I’ve read these Supreme Court threads with interest, but haven’t yet seen fit to but in and posit my 2 cents on Scalia’s judicial philosophy. But I have to say that, in my opinion, “textualism” or “originalism” is, at best disingenuous.
If we are only supposed to look at the original intent of the words being written, we are left with a woefully stagnant constitution, being only 7 pages in length, which needs to be constantly amended to reflect the constant change of society.
For example, I’m damn near certain that the writers of the 1st amendment didn’t intend for speech to apply to communication over the telephone, radio, television, or the internet, insofar as they were writing before the invention of indoor plumbing. If we adopt an originalist approach to their writing, then, we have to conclude that the 1st amendment is silent on all speech except the spoken word, made face to face.

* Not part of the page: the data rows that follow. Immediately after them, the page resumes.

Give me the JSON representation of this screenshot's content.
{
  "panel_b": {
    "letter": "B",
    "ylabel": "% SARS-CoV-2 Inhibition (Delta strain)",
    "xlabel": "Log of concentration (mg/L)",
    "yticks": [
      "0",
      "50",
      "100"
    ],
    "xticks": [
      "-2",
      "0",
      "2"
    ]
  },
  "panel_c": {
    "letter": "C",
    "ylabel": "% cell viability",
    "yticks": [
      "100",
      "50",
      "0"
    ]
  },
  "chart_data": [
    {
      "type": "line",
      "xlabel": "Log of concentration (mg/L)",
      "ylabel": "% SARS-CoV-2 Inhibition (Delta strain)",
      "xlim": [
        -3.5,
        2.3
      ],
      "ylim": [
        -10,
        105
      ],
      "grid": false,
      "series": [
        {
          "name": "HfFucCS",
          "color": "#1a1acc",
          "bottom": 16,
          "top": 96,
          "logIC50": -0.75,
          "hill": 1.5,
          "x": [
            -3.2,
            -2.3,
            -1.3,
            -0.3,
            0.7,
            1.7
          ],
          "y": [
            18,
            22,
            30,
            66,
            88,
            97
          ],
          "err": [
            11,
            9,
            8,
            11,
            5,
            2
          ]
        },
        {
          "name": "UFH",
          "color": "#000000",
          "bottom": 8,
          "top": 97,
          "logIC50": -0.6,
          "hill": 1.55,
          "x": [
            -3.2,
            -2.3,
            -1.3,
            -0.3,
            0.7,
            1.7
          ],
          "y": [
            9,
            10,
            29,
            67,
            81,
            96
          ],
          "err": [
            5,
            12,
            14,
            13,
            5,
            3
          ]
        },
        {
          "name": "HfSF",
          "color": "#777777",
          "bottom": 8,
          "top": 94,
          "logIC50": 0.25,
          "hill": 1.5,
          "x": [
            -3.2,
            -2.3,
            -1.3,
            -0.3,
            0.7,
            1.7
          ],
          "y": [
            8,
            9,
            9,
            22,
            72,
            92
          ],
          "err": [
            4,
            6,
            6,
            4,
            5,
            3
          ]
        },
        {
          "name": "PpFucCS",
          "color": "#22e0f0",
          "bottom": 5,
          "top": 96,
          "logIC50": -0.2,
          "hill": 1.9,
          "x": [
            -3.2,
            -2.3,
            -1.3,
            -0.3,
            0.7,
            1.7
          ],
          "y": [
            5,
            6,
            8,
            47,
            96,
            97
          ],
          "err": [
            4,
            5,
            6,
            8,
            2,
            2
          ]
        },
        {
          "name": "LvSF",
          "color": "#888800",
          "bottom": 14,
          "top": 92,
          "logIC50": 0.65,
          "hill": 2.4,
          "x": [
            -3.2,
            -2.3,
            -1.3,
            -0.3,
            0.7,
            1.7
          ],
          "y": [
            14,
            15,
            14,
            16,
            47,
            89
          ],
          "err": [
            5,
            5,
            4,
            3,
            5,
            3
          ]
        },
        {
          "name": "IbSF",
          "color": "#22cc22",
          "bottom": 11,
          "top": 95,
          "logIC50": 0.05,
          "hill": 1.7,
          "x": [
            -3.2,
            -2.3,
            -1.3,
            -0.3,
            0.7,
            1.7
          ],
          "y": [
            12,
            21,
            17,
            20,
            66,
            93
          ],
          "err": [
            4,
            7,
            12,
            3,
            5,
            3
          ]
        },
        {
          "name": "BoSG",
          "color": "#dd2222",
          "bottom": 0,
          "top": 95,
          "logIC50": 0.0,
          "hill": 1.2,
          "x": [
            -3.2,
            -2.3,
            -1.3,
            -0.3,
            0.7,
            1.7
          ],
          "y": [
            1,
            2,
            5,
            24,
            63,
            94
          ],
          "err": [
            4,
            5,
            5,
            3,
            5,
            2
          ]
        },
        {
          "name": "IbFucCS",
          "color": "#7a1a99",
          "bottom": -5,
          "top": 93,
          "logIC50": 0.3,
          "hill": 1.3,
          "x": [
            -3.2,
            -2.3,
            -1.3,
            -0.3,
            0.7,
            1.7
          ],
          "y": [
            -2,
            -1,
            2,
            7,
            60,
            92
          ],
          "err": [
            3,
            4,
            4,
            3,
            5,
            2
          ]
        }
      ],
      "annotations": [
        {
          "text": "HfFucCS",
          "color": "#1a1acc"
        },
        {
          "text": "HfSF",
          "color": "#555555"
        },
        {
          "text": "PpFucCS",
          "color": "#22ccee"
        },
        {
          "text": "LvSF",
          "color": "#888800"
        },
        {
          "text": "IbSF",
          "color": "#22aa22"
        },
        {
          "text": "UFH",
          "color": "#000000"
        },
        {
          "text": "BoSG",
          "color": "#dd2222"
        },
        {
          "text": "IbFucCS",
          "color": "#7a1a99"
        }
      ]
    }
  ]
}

Similarly, the original meaning of interstate commerce didn’t consider airplanes. Does congress not have the power to regulate commerce that leaves one state and arrives at another via the air, simply because the writers of the constitution didn’t intend for this meaning to exist?
Or, if we can harken back to the 8th amendment (for just a second), are we to believe that, should the present government pass a new amendment that “re-affirmed the 8th amendment in its entirety”, suddenly the 8th amendment has changed meaning, merely because the understanding of cruel and unusual today is different than what it was in the 18th century?

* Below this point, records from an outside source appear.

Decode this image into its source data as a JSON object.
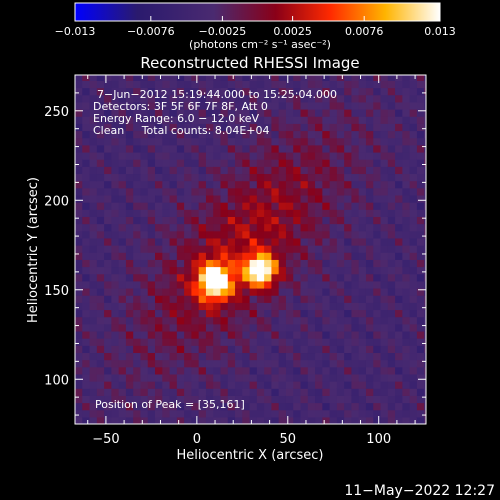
{
  "chart_data": {
    "type": "heatmap",
    "title": "Reconstructed RHESSI Image",
    "xlabel": "Heliocentric X (arcsec)",
    "ylabel": "Heliocentric Y (arcsec)",
    "xlim": [
      -67,
      126
    ],
    "ylim": [
      75,
      270
    ],
    "x_ticks": [
      -50,
      0,
      50,
      100
    ],
    "y_ticks": [
      100,
      150,
      200,
      250
    ],
    "colorbar": {
      "min": -0.013,
      "max": 0.013,
      "tick_values": [
        -0.013,
        -0.0076,
        -0.0025,
        0.0025,
        0.0076,
        0.013
      ],
      "tick_labels": [
        "−0.013",
        "−0.0076",
        "−0.0025",
        "0.0025",
        "0.0076",
        "0.013"
      ],
      "unit_label": "(photons cm⁻² s⁻¹ asec⁻²)",
      "stops": [
        "#0000ff",
        "#2a1a6e",
        "#4a2a70",
        "#8a0018",
        "#ff2a00",
        "#ffb400",
        "#ffffff"
      ]
    },
    "annotations": [
      "7−Jun−2012 15:19:44.000 to 15:25:04.000",
      "Detectors: 3F 5F 6F 7F 8F, Att 0",
      "Energy Range: 6.0 − 12.0 keV",
      "Clean     Total counts: 8.04E+04"
    ],
    "peak_label": "Position of Peak = [35,161]",
    "peaks": [
      {
        "x": 35,
        "y": 161,
        "amp": 0.013,
        "sx": 6,
        "sy": 6
      },
      {
        "x": 10,
        "y": 155,
        "amp": 0.0125,
        "sx": 6.5,
        "sy": 7
      }
    ],
    "emission_band": {
      "x0": 25,
      "y0": 175,
      "angle_deg": 50,
      "amp": 0.006,
      "along_sigma": 55,
      "across_sigma": 22
    },
    "background_level": -0.004
  },
  "timestamp": "11−May−2022 12:27"
}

I’m fairly confident that most people will say my examples are absurd. If you say that, then, you are conceeding the point that the meaning of words does change, and that we can’t merely apply the original meaning (especially when laws, amendments, constitutions, and the like are the products of groups of people, none of whom may have ever been in agreement as to the original meaning in the first place). At this point, then, we are arguing degrees of adaptation, not whether the words should be adapted at all.

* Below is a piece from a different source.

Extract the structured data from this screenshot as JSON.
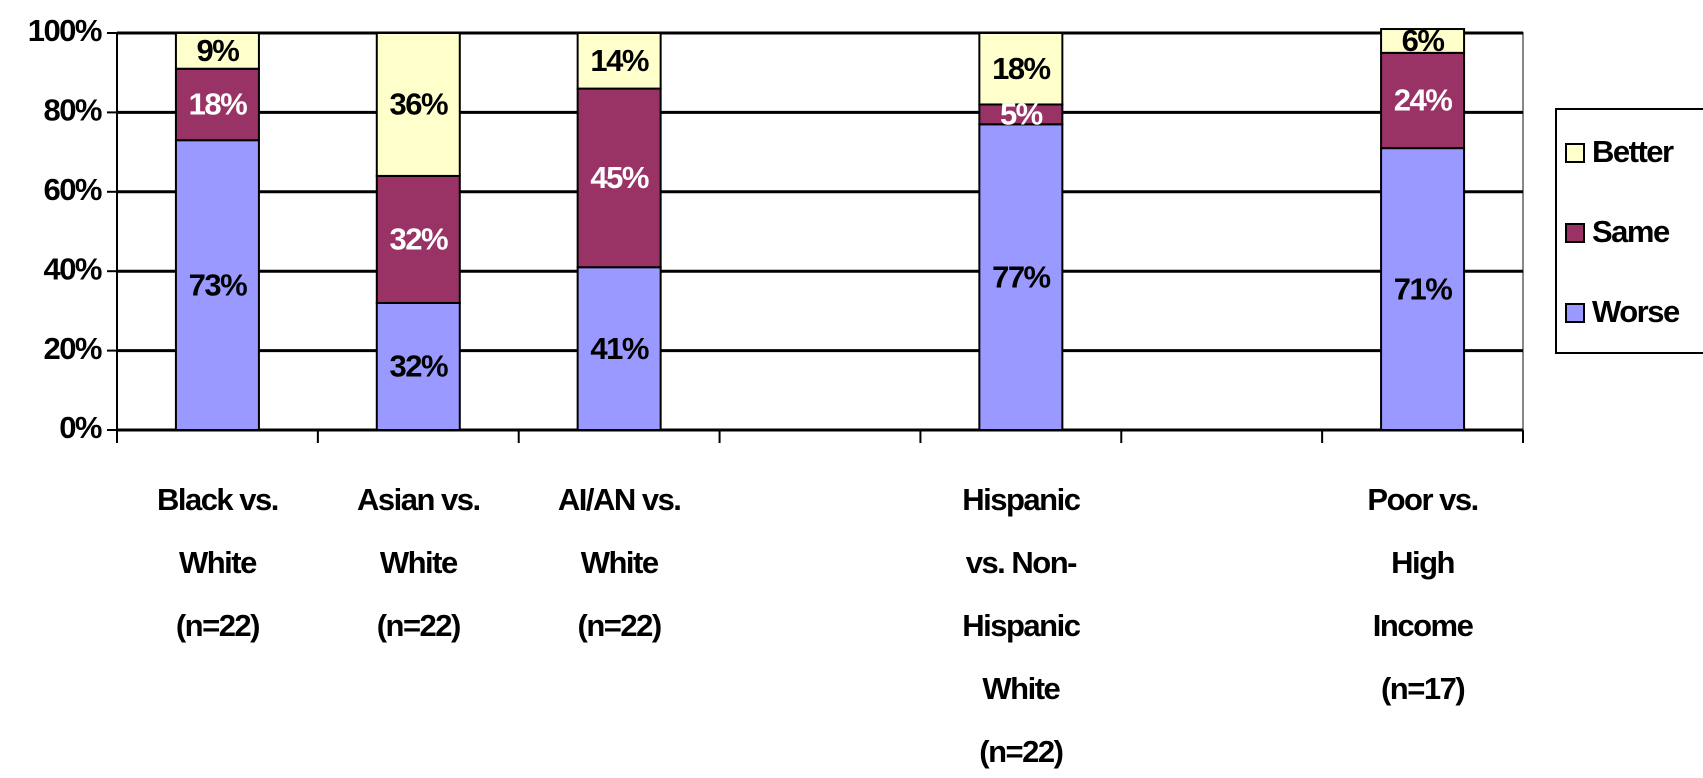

Please understand, I am not particularly radical in my own interpretation of the constitution. Despite my own progressive bent, I would likely be the justice who writers a lot of opinions saying, “while I don’t agree with this, the law says…” I do not support “inventing” terms not actually present in the constitution (and, for this reason, I think that Roe v. Wade was wrongly decided, despite my own opinion as to the right of a woman to elect to have an abortion). But I do believe that we ought to be interpreting words based on their contemporary meaning, and not locking ourselves into some static concept that has long been abandoned in the world outside the courtroom (and, gasp, I even believe that foreign nations can provide persuasive precedent for how our words can be understood; this, I hasten to add, is not to say that we are ever bound by foreign ideas or decisions).
Scalia’s ideas about the 14th amendment, then, make sense to me. But, no matter how well understood in the 17th or 18th century, we should be similarly allowed to interpret government provisions regarding other matters in a modern light. To do otherwise invites a jurisprudence that loses its legitimacy, and risks a government to static to adapt to a society in flux.